Economists today typically offer two main explanations of stagflation. First, stagflation can occur when an economy is slowed by an unfavorable supply shock, such as an increase in the price of oil in an oil importing country, which tends to raise prices at the same time that it slows the economy by making production less profitable.[5] Second, both stagnation (recession) and inflation can be caused by inappropriate macroeconomic policies.
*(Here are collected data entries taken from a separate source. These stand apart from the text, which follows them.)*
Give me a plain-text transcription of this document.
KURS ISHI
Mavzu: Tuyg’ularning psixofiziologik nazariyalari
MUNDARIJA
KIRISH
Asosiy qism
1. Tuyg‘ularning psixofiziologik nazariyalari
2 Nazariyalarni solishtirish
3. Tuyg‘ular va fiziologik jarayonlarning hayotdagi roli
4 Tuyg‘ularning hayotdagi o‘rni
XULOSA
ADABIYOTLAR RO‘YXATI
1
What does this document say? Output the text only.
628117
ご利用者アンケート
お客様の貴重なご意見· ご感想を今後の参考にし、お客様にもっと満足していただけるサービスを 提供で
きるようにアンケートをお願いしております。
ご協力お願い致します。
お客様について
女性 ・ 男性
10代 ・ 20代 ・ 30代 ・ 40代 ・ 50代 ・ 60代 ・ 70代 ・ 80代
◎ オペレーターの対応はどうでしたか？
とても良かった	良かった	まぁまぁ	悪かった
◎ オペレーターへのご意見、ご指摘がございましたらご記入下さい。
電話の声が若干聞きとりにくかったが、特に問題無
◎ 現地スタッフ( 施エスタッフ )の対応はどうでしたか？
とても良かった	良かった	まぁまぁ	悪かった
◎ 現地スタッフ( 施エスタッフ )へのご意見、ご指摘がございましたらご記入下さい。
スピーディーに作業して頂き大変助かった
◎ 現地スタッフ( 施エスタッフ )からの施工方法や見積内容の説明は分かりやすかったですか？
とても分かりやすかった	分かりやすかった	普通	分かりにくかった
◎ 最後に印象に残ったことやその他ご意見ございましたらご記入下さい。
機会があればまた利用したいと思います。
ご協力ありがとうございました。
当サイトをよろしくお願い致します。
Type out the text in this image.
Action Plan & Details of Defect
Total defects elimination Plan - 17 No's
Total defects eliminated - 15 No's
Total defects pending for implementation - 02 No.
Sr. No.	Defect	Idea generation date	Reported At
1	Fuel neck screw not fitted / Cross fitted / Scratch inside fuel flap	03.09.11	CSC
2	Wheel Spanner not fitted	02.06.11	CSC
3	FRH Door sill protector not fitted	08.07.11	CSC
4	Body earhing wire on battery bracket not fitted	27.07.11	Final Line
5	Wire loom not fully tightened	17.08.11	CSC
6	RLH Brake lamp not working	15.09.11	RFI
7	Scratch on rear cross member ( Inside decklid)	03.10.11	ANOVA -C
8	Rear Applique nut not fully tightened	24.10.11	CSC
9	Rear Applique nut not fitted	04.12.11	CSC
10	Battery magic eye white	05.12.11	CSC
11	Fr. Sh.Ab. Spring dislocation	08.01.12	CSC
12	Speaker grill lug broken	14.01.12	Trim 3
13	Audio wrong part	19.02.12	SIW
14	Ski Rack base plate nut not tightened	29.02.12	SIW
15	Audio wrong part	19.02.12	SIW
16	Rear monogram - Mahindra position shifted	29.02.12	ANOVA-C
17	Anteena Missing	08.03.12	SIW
For example, central banks can cause inflation by permitting excessive growth of the money supply, and the government can cause stagnation by excessive regulation of goods markets and labor markets.
Stagflation becomes a dilemma for monetary policy when policies usually used to increase economic growth will further increase runaway inflation while policies used to fight inflation will further the decline of an already-declining economy.
An important monetary mechanism to increase economic growth is by lowering interest rates, which reduces the cost for consumers to buy products on credit and businesses to borrow to expand production. While this can increase economic activity, it can also result in increased inflation. The monetary mechanism to reduce inflation is by raising interest rates, which increases the cost for consumers to buy products on credit and businesses to borrow to expand production. While this can reduce inflation, it can also result in decreased economic activity.
Stagflation becomes a problem only when the impact of the further use of the principal monetary policy tool available to assist central bank direction of the domestic economy does more marginal harm than marginal good, if used. Ultimately, the central bank can either stimulate the economy or attempt to rein it in through the mechanism of adjusting the domestic interest rate, its primary tool.
A choice can be implemented that tends to improve growth, but does it ignite systemic inflation? A choice can be implemented that tends to fight inflation, but how badly does it impinge growth? During periods properly described as stagflation both problems co-exist. In modern times, it will be only after the central bank has used all possible tools to meet both goals, using the best quantitative measures it has at its disposal, for stagflation to occur. Major economic conditions of unusual proportion will have already created near-crises on both fronts before stagflation can set in again. Stagflation is the name of the dilemma that exists when the central bank has rendered itself powerless to fix either inflation or stagnation.
The problem for fiscal policy is far less clear. Both revenues and expenditures tend to rise with inflation, and with balanced budget politics, they fall as growth slows. Unless there is a differential impact on either revenues or spending due to stagflation, the impact of stagflation on the budget balance is not altogether clear. One school of thought is that the best policy mix is one in which government stimulates growth through increased spending or reduced taxes, while the central bank fights inflation through higher interest rates. Whatever theory is employed, coordinating fiscal and monetary policy is not an easy task.